The Court therefore concludes that
Defendants have not shown that the fifth cause of action does not state facts
sufficient to constitute a cause of action on this basis.
3. Economic
Loss Rule
Defendant also argues that the economic loss rule bars
Plaintiff’s fifth cause of action, because Plaintiff is attempting to recover
tort damages arising from a contract.
Under the economic loss rule, “[w]here a purchaser’s
expectations in a sale are frustrated because the product he bought is not
working properly, his remedy is in contract alone, for he has suffered only
‘economic losses.’” (Robinson Helicopter Co., Inc. v. Dana Corp. (2004)
34 Cal.4th 979, 988.) The economic loss rule “hinges on a distinction drawn
between transactions involving the sale of goods for commercial purposes where
economic expectations are protected by commercial and contract law, and those
involving the sale of defective products to individual consumers who are
injured in a manner which has traditionally been remedied by resort to the law
of torts.” (Id.) Simply stated, the economic loss rule “prevents the law
of contract and the law of tort from dissolving one into the other.” (Id.)
The restrictions on contract remedies serve purposes not
found in tort law—they protect the parties’ freedom to bargain over special
risks, and they promote contract formation by limiting liability to the value
of the promise. (Harris v. Atlantic Richfield (1993) 14 Cal.App.4th 70,
77.) This encourages efficient breaches, resulting in increased production of
goods and services at a lower cost to society. (Id.) Because of these
overriding policy considerations, the California Supreme Court has proceeded
with caution in carving out exceptions to the traditional contract remedy
restrictions. (Id.)
Nevertheless, the most widely recognized exception to the
economic loss rule is when a defendant’s conduct constitutes a tort as well as
a breach of contract. (Id. at 78.) When one party commits fraud during
the contract formation or performance, the injured party may recover in both
contract and tort. (Id.) Here Plaintiff
has adequately alleged fraud, so the Complaint should not be barred by the economic
loss rule. Indeed, as Plaintiff’s argue, the First District Court of
Appeal expressly ruled late last year that the economic loss rule does not
apply to fraudulent concealment claims in Song-Beverly actions. (Dhital v.

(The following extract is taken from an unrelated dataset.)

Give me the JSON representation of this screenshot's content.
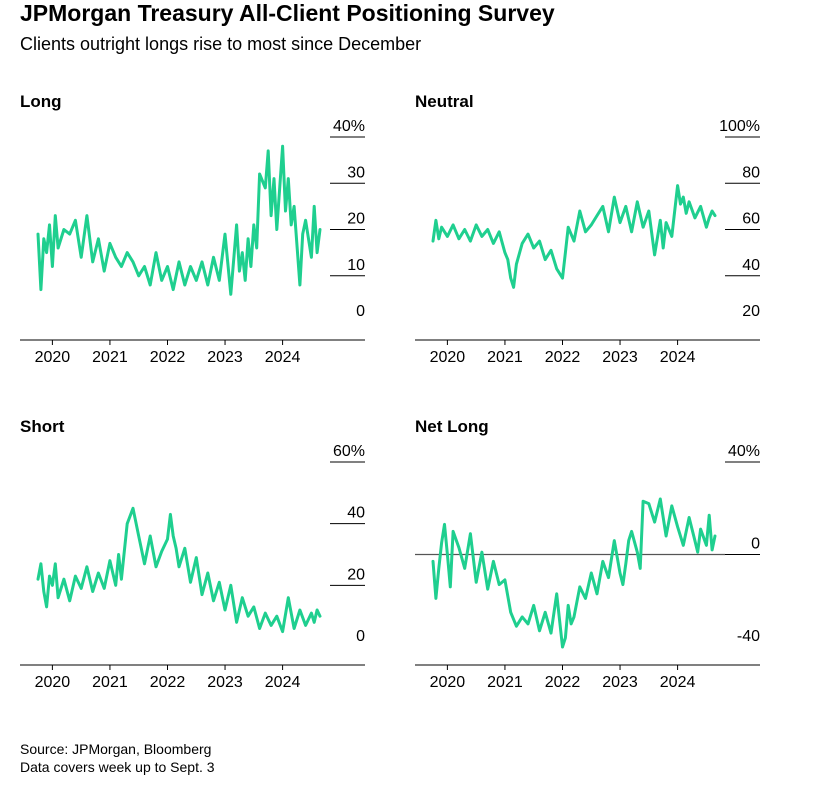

Nissan North America, Inc. (2022) 84 Cal.App.5th 828, 843 [review granted
February 1, 2023].) Although our Supreme Court has granted review of this
opinion and deferred pending consideration and disposition of a related issue
in Rattagan v. Uber Technologies, Inc. (S272113), (see Dhital v.
Nissan North America (2023) 304 Cal.Rptr.3d 82 (Mem)), the appellate
opinion remains published and therefore controlling authority. The Court finds Dhital to be
persuasive and, thus, overrules the demurrer on this ground.
Accordingly, Defendant’s Demurrer
to the fifth cause of action for fraudulent concealment is OVERRULED.
CONCLUSION:
Accordingly,
Defendant’s Demurrer to the Complaint is OVERRULED.
Moving
Party to give notice.
IT IS SO ORDERED.
Dated: May 6, 2024 ___________________________________
Theresa
M. Traber
Judge
of the Superior Court
Any party may submit on the
tentative ruling by contacting the courtroom via email at Smcdept47@lacourt.org by no later than 4:00 p.m. the day
before the hearing. All interested parties must be copied on the email. It
should be noted that if you submit on a tentative ruling the court will still
conduct a hearing if any party appears. By submitting on the tentative you
have, in essence, waived your right to be present at the hearing, and you
should be aware that the court may not adopt the tentative, and may issue an
order which modifies the tentative ruling in whole or in part.